Affirming summary judgment in an alleged defective lifeline cable case in which the plaintiff decided to proceed with lay testimony after his expert was excluded under Daubert, the U.S. Fifth Circuit held as follows:

“To be sure, expert testimony is not required in every LPLA case. Plaintiffs may sometimes rely on lay testimony alone. But Appellants read too much into this Court’s statement that ‘there may be cases in which the judge or the jury, by relying on background knowledge and “common sense,” can “fill in the gaps” in the plaintiff’s case … without the aid of expert testimony.’  As both this Court and Louisiana courts have recognized, for expert testimony not to be required in a products liability case, ‘the product itself, or at least the … feature in question, must be relatively uncomplicated, and the implications … such that a layman could readily grasp them.’  Consequently, courts consistently require expert testimony in products liability cases, even when the products in question are in common use.

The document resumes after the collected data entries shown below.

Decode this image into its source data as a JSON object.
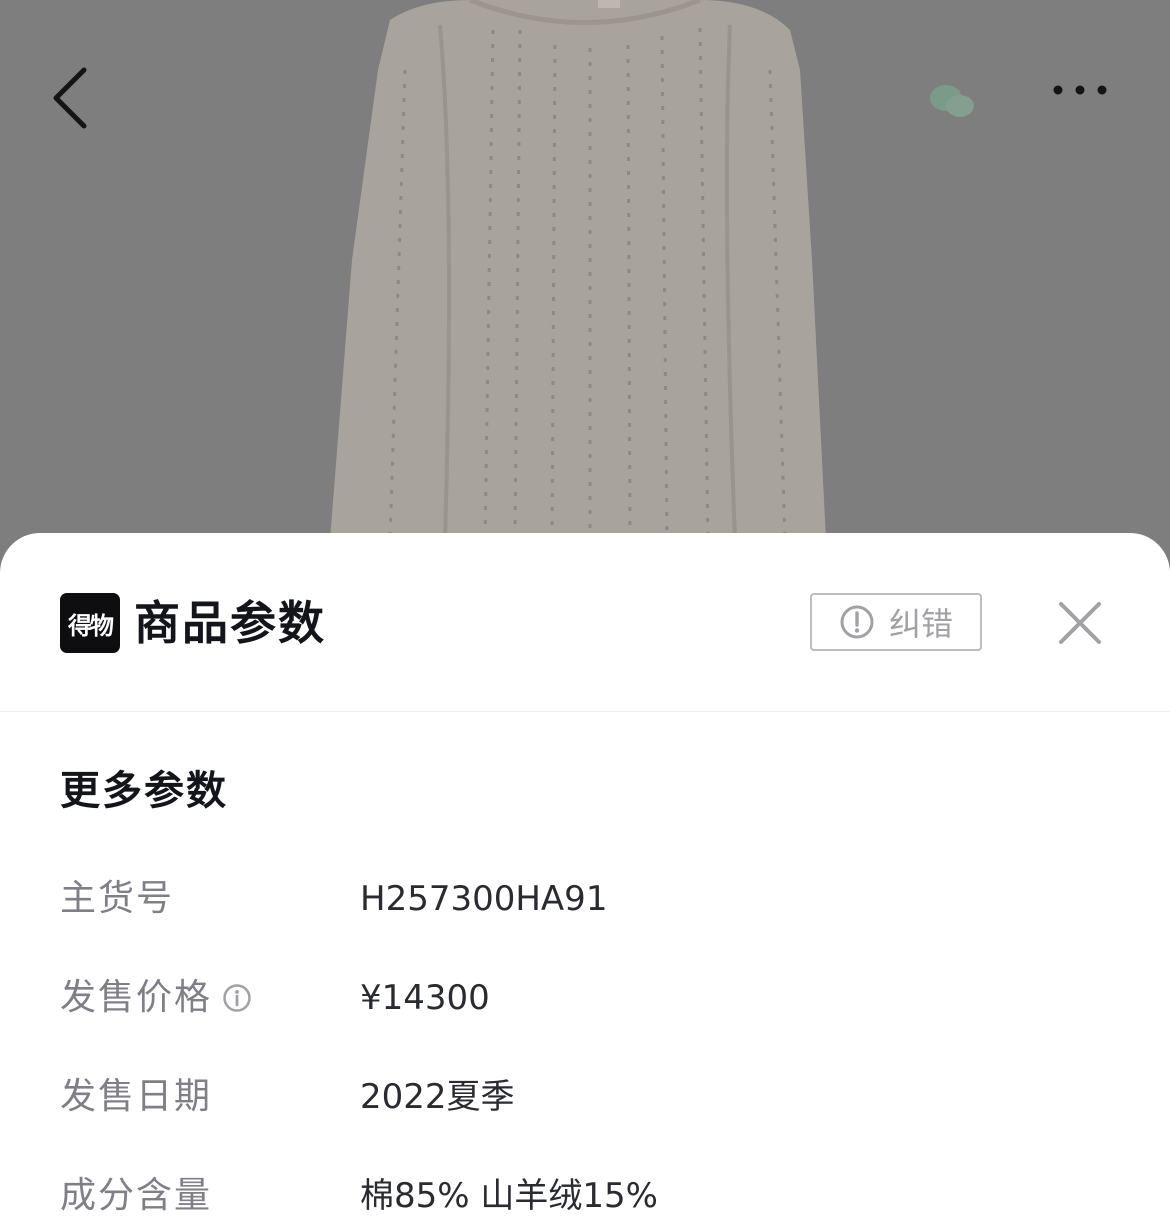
{
  "icons": {
    "back": "back-chevron-icon",
    "wechat": "wechat-icon",
    "more": "more-dots-icon",
    "report": "exclamation-circle-icon",
    "close": "close-icon",
    "info": "info-icon"
  },
  "sheet": {
    "brand_logo_text": "得物",
    "title": "商品参数",
    "report_label": "纠错",
    "section_title": "更多参数",
    "params": [
      {
        "label": "主货号",
        "value": "H257300HA91"
      },
      {
        "label": "发售价格",
        "value": "¥14300"
      },
      {
        "label": "发售日期",
        "value": "2022夏季"
      },
      {
        "label": "成分含量",
        "value": "棉85% 山羊绒15%"
      }
    ]
  },
  "colors": {
    "overlay": "#7f7f80",
    "sheet_bg": "#ffffff",
    "title_text": "#14151a",
    "label_text": "#7f7f87",
    "value_text": "#2a2b31",
    "muted_border": "#bdbdc1"
  }
}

“To find injury causation here, a jury would at least have to conclude that a different lifeline cable or a different warning would have, under the circumstances of this accident, prevented Stewart’s death.  Thus, a jury would be confronted with questions that require a degree of familiarity with such subjects as physics, engineering, and oil rig practices and procedures.  This case therefore raises questions that are of ‘sufficient complexity to be beyond the expertise of the average judge and juror’ and that ‘common sense’ does not make obvious. Accordingly, Appellants were required to provide the jury with expert testimony related to causation in order to survive summary judgment in this case.”

 

Stewart v. Capital Safety, No.16-30993, 2017 WL 2347612 (5th Cir. May 30, 2017).